One memorable scene that has stuck with me was when they were training the newly selected recruits.  They were required to get inside a centrifuge type pod as it spun around to experience the G forces Blue Angels have to be able to withstand in order to execute their amazing aerial maneuvers. They were closely watched and monitored.  Their trainer encouraged them to squeeze their butt in order to direct their blood flow so they would not pass out while being under such intense pressure.  Even the new "boss" of the Blue Angels passed out showing just how difficult it was to withstand the pressure.  It also was a clear example of how difficult the transformational process is from pilot recruit to  Blue Angel performer.  

This ability to withstand the G made me think of Jesus Christ- the person who withstood the pressure of incredible forces without passing out. I know what emotional stress and pressure feels like, but cannot imagine my pressure being multiplied exponentially by the collective weight of everyone's pain who has ever lived or will ever live on this planet.
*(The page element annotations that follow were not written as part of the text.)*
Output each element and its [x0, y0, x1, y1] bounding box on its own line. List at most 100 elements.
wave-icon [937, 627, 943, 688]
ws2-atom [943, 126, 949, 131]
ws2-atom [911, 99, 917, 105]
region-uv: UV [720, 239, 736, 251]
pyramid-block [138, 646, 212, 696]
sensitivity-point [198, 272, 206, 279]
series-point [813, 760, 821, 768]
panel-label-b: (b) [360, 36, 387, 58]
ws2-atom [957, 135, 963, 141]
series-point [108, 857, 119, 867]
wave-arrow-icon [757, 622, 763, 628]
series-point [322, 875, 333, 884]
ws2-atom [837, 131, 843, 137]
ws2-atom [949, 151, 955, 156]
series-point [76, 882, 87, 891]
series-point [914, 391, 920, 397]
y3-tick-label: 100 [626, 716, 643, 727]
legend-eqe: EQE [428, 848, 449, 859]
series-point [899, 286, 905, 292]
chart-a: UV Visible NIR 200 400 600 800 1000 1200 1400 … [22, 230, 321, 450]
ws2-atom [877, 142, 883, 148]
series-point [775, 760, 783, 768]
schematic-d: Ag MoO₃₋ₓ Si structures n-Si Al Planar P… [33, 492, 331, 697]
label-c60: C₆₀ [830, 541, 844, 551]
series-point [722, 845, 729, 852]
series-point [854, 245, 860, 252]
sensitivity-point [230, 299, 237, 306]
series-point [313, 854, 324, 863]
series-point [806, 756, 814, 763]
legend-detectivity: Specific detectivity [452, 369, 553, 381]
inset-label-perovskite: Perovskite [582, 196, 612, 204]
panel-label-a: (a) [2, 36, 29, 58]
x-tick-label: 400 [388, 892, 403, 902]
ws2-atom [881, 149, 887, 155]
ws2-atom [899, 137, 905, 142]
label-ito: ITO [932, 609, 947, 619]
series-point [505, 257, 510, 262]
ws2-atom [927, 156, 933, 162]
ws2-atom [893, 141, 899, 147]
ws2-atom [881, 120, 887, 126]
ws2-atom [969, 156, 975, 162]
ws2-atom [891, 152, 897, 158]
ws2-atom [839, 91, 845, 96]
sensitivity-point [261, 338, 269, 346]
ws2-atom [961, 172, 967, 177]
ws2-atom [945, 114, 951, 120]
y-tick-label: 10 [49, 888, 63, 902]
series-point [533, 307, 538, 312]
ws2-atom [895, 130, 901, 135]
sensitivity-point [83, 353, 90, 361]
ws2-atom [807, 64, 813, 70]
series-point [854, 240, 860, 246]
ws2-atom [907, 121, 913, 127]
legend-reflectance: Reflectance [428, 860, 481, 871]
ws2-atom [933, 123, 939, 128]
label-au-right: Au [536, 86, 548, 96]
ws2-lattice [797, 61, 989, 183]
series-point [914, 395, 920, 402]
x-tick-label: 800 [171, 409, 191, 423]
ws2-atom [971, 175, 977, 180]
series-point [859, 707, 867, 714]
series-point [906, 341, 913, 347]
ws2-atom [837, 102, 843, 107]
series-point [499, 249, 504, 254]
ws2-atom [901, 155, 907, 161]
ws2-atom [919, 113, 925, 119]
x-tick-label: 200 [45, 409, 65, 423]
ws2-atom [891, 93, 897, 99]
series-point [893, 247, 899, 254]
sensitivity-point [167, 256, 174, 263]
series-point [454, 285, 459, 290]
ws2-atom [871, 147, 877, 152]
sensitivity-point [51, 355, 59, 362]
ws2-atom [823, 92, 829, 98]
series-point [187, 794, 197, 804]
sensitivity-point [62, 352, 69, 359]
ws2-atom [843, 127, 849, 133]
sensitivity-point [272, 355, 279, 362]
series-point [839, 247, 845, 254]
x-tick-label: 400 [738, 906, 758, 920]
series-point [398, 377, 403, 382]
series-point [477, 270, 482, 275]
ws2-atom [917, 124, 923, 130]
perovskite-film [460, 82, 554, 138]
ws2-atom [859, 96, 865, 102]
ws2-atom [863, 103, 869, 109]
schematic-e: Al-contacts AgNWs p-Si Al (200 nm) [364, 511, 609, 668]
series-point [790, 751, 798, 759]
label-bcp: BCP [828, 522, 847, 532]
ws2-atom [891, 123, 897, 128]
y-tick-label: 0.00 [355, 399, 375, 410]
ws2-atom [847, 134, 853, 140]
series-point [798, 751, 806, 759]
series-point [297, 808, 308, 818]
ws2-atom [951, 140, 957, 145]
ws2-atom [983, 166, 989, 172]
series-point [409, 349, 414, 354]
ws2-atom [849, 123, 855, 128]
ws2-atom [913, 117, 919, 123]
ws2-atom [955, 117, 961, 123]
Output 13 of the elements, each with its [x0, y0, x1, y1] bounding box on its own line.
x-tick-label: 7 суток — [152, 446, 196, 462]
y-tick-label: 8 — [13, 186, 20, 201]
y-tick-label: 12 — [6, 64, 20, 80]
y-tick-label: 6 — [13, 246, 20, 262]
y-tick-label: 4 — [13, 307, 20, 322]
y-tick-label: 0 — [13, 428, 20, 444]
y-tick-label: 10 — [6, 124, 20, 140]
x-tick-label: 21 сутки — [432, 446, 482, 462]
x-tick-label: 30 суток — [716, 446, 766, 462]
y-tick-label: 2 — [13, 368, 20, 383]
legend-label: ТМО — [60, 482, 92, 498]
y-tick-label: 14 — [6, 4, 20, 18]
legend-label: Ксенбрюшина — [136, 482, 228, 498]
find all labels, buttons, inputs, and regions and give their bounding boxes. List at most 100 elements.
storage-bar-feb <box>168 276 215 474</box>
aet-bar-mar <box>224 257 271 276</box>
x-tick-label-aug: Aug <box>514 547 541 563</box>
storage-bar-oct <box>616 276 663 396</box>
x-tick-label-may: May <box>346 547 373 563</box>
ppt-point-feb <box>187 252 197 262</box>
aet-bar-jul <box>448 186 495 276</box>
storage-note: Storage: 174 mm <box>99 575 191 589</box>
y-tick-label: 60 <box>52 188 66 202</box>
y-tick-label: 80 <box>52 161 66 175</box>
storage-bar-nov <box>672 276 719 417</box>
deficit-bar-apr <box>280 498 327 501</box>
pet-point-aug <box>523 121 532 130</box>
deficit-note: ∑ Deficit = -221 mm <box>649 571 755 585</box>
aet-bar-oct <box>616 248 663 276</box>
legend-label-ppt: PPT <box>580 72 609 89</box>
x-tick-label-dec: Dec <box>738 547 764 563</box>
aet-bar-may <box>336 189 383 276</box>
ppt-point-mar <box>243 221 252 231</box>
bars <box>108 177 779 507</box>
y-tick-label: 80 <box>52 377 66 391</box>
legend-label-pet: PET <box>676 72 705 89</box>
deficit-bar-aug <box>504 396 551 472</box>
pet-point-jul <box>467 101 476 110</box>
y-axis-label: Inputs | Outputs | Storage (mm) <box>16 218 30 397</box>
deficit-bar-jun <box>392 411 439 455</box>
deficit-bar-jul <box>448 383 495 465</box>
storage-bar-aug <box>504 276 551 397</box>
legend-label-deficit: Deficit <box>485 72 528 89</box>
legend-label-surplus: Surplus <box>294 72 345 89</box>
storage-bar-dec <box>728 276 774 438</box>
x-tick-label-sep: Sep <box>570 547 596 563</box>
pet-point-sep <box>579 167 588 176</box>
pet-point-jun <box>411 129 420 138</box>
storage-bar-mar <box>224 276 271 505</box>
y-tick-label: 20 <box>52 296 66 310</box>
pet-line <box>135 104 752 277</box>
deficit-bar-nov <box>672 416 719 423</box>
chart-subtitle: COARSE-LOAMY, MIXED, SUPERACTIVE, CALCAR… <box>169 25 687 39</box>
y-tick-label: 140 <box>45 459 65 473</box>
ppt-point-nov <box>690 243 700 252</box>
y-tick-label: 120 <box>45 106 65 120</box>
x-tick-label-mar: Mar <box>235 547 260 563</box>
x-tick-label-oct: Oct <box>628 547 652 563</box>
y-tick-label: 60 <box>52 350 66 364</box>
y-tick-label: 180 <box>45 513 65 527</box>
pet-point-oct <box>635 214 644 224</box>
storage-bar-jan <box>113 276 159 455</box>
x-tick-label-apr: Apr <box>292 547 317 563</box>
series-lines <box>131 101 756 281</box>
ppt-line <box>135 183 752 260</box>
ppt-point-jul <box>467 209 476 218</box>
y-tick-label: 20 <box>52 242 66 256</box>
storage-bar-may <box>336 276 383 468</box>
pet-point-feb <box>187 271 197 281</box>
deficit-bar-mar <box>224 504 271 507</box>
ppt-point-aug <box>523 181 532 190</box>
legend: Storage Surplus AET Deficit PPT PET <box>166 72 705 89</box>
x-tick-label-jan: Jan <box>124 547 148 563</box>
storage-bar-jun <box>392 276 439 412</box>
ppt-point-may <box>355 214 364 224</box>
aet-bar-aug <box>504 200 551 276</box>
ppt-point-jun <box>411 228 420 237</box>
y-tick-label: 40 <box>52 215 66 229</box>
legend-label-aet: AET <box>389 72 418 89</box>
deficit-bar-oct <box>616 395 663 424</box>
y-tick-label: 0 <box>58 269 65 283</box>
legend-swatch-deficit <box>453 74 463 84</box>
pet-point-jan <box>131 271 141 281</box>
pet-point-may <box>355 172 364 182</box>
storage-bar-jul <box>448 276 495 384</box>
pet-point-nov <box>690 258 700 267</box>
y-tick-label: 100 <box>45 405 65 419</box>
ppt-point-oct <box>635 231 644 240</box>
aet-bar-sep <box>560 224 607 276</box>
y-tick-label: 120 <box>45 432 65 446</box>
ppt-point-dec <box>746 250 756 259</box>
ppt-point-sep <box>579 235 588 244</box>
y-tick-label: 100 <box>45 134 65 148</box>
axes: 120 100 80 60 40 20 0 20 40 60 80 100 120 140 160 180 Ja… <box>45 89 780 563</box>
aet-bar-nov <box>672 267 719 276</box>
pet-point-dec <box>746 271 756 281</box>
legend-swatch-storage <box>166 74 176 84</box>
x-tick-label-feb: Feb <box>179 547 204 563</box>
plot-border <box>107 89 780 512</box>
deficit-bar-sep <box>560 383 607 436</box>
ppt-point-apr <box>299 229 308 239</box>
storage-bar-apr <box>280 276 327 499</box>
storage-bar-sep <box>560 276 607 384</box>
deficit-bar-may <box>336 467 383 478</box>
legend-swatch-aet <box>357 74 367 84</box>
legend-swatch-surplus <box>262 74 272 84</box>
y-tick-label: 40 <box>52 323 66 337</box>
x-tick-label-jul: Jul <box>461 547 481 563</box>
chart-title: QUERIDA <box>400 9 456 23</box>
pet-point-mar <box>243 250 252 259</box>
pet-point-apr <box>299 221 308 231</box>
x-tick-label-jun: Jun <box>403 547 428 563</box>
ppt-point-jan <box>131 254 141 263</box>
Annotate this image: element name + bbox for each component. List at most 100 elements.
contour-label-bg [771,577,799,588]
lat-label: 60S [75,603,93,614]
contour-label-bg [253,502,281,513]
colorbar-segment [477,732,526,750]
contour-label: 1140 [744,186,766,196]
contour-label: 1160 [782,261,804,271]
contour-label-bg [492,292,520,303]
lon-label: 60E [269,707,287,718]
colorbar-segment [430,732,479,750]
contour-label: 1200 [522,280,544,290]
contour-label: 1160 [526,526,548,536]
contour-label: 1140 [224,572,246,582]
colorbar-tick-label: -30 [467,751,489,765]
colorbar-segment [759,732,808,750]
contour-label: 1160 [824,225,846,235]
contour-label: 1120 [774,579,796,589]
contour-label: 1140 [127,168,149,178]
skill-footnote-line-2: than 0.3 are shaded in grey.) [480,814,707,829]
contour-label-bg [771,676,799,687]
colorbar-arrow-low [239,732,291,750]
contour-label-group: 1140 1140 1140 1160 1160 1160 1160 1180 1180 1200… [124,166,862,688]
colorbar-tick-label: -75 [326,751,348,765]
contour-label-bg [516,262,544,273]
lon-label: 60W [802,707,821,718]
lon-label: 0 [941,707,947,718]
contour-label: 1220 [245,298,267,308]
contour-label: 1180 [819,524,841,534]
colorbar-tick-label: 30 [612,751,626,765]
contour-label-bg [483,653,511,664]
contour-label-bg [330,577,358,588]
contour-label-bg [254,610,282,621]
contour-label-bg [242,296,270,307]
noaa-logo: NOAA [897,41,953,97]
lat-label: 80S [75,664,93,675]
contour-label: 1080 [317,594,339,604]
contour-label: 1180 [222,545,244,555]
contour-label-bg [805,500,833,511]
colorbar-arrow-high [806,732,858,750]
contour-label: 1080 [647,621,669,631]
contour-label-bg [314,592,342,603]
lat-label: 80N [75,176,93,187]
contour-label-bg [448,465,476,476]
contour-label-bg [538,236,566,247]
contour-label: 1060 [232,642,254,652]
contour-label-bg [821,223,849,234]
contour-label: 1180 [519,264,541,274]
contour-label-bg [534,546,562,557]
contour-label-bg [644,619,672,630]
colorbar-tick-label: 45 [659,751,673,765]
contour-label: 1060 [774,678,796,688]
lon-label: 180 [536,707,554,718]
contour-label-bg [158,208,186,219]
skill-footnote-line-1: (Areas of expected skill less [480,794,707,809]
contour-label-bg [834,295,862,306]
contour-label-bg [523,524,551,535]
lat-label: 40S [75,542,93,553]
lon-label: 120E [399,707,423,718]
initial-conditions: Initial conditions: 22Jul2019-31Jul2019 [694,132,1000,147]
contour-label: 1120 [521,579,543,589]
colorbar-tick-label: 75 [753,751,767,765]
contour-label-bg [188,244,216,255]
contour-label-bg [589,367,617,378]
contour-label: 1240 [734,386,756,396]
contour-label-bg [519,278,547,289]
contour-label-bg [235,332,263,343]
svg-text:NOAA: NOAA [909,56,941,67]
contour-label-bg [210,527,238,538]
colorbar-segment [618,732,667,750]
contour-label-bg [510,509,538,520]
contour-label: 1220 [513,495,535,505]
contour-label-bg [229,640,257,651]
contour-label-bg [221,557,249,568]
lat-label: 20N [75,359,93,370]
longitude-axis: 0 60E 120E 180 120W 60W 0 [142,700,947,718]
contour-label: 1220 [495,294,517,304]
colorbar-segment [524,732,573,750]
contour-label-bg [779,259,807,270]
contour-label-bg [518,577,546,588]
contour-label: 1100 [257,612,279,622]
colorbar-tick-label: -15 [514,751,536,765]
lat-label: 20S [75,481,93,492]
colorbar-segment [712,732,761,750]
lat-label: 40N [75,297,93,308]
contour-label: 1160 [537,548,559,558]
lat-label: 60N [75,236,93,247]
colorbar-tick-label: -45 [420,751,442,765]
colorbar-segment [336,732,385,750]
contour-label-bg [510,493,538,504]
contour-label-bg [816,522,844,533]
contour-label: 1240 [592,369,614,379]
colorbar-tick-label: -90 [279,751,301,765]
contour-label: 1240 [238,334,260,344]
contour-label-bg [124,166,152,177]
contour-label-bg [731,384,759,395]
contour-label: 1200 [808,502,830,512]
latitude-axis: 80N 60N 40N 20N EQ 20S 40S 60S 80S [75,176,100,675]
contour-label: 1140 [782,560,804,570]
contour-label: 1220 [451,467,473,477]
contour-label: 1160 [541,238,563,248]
He had a mission to fulfill much more demanding than aerial acrobatics. How did he do it?  

The Savior did not pass out or at least I don't think he did.  The Savior did not have a single earthy spectator for his amazing feat, monitor his well being, or even see if he would pass out. Instead, the Savior's would be spectators passed out from sleep and exhaustion.  

What kept the Savior awake? Perhaps the angel that came gave needed encouragement and ideas on how Jesus could withstand the pressure without passing out.  I highly doubt he told him to squeeze his butt, but perhaps it was the squeezing of his veins directing his blood to different places.  Blood squeezed out through every pore from the intense pressure.  I don't know how he did it, but He did!  

Though I missed the amazing show in person, I have the privilege of at least imagining the scene as I try to remember what the Savior did for me every single week.  I see his body laid before me under the sacred cloth concealing the emblems of his flesh and blood.  I partake and remember the amazing skill it took to accomplish the most important aerial maneuver that was ever performed.  Not only do I observe the sheer power of the amazing Father/Son/Holy Ghost team of flying performers, but also the power to raise me up to the skies to hear the roar and soar with the Blue Angels/Thunderbirds.